This question appeared to have some legs to it this week when we were Slashdotted. The InfoWorld story on Ajax was picked up in a Slashdot post yesterday and highlighted prominantly for a most of the day. A year ago, we were seeing traffic spikes to the tune of about 40,000 to 50,000 page views for each story picked up by Slashdot. This story had about half that as you can see in this traffic report for that page.
I asked 'Hemos' whether there had been a decline in traffic or a shift in audience at Slashdot, and he said that all was still progressing nicely at the site. But could it be that the influential contributors to Slashdot have launched their own blogs and have begun speaking from their own domains rather than via the slashdot.org domain? Could the Slashdot audience be sliding down the tail and pulling the inflection point of traffic along with it?

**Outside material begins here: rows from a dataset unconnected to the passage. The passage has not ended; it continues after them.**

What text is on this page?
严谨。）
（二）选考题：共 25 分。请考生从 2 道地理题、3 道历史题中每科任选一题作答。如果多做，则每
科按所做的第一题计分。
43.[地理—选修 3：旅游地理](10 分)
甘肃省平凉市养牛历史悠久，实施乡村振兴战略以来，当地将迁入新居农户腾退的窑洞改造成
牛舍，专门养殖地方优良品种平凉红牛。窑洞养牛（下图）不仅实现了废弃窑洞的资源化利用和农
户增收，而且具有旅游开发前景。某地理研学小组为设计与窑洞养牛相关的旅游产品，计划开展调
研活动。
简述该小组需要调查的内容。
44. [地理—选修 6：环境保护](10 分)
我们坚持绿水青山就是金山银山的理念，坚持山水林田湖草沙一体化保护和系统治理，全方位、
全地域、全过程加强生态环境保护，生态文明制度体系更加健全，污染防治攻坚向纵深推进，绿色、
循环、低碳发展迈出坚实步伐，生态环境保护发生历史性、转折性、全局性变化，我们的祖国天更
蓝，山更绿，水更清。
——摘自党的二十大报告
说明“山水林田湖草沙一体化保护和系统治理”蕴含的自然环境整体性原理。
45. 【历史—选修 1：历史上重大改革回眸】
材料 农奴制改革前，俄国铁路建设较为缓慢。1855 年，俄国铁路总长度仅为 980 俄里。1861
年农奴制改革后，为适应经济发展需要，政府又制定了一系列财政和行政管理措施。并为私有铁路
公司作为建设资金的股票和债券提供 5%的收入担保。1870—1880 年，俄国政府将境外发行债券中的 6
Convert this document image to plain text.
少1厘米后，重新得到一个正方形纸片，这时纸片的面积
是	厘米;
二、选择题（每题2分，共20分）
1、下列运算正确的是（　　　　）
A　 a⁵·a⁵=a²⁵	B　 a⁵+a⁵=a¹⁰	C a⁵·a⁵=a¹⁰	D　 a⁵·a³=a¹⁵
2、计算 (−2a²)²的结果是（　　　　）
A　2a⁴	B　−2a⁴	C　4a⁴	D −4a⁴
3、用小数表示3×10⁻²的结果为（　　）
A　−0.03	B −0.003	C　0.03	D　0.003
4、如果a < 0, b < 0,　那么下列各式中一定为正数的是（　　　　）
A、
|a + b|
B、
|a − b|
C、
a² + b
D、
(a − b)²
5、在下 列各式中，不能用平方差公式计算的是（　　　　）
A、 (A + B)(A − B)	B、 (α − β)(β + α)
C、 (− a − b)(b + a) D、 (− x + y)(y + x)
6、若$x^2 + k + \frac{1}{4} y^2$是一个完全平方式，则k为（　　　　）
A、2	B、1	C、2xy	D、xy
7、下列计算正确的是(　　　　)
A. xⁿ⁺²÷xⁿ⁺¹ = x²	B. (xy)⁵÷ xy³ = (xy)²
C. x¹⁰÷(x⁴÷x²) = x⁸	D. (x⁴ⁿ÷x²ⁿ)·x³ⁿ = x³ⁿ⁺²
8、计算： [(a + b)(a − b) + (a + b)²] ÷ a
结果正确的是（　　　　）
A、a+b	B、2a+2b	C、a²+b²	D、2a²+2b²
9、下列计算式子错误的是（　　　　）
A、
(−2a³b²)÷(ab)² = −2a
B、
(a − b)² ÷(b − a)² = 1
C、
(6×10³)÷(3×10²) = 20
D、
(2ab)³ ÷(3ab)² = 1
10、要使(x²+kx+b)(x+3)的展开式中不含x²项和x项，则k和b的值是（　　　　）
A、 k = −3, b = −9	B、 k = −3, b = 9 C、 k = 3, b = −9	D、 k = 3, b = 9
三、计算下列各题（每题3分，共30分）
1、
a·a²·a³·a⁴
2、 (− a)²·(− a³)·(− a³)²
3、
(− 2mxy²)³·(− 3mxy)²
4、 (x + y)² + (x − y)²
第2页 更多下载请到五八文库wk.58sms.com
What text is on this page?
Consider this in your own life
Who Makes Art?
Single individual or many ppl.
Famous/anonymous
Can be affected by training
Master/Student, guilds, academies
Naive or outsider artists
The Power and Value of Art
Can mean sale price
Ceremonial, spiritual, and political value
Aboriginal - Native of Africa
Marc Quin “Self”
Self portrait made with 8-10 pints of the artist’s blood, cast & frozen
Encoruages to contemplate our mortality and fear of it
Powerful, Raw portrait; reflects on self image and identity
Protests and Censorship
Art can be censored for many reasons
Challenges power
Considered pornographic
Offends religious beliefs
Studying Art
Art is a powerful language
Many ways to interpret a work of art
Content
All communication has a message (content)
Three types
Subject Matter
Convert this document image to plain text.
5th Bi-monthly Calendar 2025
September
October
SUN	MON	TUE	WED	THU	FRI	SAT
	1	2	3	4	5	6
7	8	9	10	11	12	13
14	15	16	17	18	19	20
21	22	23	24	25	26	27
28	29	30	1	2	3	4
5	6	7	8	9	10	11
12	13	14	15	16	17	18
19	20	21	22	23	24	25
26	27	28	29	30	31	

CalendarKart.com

If a mainstream media company thinks about its position along the curve as one of influence rather than one of page views and traffic, then it might be able to maintain the right kinds of relationships with its customers and even foster a distributed community. Being influential along a big chunk of the The Fat Tail is better than watching your customers disappear entirely. The controlled community model may still work at powerhouses like Slashdot and Wikipedia and Craigslist. The rest of us need to reach down the tail and federate the conversations that are already happening out there rather than try to recreate them on our own domains.